Is this compatible with the next phase of surgery-based treatment we will see in the future, where it is more robotics-based?
Currently, robotics surgery also uses heat. Since it is managed at a micro-scale, it is more precise. I think the logic is the same, more heat means worse wound healing. If they can reduce the heat, then they would see less complication as in endoscope field. We are collaborating with a robotic surgeon too. We do not see the difference in complications yet, but some surgeons believe that less heat should be better for patients.
Which are the key target markets for your midterm strategy? Where do you see the most potential for growth?
The United States is by far the biggest market. We are a global company, but we are listed in the Tokyo Stock Exchange .The majority of the shareholders are Japanese, so we want to show that we are developing a great business in Japan too.
One of the applications of self-assembling peptides is molecular electronics - the possibility to create electronic components with self-assembling peptides. Is that something that you are looking at in your business?
Not exactly. I know that MIT founders invented self-assembling peptides about 20 years ago, and they changed their research focus. One of their focus was energy, which they tried to generate leveraging their peptide technology. They worked with energy, but we do not know whether we can take that direction for our business.
Is there a particular goal that you would like to achieve during your time as the president of 3-D Matrix?

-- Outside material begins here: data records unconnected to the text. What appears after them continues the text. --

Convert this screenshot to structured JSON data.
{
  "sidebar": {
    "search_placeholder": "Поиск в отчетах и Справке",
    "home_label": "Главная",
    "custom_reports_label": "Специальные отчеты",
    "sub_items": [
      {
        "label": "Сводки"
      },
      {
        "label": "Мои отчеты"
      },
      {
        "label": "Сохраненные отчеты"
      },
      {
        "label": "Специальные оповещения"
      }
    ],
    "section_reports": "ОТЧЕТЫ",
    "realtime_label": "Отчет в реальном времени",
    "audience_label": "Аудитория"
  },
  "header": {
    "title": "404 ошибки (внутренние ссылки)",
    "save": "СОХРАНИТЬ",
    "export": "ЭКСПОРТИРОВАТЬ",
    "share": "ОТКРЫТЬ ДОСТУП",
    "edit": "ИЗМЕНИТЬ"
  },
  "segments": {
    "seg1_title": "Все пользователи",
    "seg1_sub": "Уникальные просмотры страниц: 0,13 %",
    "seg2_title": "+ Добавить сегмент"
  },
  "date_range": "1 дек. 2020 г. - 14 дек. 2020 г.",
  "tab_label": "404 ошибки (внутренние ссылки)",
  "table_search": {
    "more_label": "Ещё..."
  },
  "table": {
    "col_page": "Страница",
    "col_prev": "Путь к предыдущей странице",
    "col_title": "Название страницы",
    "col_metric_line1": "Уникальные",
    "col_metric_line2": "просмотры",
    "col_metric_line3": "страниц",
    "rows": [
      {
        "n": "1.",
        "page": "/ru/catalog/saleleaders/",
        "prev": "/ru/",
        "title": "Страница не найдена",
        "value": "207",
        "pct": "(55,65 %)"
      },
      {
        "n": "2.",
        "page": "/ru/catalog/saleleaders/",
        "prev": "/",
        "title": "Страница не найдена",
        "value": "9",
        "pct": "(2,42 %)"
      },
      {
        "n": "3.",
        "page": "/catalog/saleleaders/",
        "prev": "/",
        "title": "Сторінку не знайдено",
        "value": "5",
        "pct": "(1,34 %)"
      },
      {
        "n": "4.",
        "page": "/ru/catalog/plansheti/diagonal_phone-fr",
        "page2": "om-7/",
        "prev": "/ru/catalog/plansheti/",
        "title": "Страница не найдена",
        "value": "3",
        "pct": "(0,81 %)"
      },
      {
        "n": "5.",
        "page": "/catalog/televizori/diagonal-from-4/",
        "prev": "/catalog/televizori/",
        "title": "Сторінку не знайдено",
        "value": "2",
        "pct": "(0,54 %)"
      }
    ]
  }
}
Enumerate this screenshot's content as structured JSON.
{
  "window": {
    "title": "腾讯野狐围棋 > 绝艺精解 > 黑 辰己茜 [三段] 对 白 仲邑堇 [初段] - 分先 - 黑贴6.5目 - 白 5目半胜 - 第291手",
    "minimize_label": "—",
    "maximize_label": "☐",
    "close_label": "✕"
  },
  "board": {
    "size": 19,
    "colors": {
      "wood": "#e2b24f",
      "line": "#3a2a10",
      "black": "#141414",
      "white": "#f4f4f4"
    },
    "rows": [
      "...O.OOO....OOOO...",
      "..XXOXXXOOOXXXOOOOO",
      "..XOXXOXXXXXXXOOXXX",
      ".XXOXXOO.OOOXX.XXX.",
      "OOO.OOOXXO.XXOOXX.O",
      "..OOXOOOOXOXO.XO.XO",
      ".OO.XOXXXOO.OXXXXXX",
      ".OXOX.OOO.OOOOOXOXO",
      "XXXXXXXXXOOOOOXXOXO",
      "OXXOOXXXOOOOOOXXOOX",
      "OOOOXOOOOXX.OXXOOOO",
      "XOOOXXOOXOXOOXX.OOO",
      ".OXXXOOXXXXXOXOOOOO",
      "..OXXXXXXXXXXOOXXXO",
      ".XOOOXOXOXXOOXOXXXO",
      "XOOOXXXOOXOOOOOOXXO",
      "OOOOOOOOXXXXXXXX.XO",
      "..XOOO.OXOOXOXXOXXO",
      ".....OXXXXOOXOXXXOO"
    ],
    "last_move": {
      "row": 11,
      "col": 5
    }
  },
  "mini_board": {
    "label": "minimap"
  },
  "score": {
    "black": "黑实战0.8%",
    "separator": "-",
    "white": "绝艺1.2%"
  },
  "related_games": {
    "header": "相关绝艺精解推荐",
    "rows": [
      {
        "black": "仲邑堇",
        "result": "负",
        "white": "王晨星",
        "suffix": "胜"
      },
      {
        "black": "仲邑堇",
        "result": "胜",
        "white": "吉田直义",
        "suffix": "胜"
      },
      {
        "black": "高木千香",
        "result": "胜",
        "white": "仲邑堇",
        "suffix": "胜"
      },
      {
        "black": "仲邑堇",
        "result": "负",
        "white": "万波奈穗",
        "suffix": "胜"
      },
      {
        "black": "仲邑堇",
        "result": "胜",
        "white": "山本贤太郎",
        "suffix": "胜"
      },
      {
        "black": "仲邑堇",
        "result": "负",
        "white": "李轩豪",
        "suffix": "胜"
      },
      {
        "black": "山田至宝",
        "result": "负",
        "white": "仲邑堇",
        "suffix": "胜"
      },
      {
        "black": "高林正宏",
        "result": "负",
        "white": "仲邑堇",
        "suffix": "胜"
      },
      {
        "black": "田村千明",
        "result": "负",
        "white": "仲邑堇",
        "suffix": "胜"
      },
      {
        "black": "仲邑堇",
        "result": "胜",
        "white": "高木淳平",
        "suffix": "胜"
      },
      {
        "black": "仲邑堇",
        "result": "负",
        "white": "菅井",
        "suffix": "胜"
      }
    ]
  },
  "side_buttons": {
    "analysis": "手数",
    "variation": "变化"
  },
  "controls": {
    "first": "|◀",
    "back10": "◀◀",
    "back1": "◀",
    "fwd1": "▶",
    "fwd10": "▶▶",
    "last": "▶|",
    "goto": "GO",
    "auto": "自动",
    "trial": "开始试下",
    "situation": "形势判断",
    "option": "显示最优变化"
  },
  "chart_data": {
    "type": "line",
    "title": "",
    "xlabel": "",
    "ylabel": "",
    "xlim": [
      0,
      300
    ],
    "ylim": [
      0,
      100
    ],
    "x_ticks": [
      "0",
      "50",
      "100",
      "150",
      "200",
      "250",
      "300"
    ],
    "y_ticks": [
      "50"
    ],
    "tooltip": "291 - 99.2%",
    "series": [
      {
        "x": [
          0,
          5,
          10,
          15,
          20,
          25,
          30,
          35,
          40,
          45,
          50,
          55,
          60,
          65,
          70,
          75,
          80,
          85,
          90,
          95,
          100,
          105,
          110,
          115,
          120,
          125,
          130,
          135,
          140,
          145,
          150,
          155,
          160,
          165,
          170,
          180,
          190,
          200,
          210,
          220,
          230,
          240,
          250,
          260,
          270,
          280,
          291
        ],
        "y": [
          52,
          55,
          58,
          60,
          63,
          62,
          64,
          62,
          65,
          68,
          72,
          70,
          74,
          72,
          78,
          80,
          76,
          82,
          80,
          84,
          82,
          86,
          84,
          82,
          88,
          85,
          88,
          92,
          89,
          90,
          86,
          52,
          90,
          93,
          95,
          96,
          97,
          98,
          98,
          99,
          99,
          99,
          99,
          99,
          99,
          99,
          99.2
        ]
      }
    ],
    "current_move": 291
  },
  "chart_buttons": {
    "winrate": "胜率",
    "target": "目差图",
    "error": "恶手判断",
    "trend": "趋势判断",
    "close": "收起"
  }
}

The reason I have been working at this company for so long is that I am really convinced by this technology that was invented by MIT. The inventor was a candidate for a Nobel Prize. I think my mission is to commercialize this technology as much as possible and return the favor to MIT. Most of the technologies invented in the US are carried by someone there. Luckily, the Japanese got that technology. We want to show that if Japan gets an excellent technology from the US, we have the capability to commercialize it on the same level as they can. That is the track record I want to leave.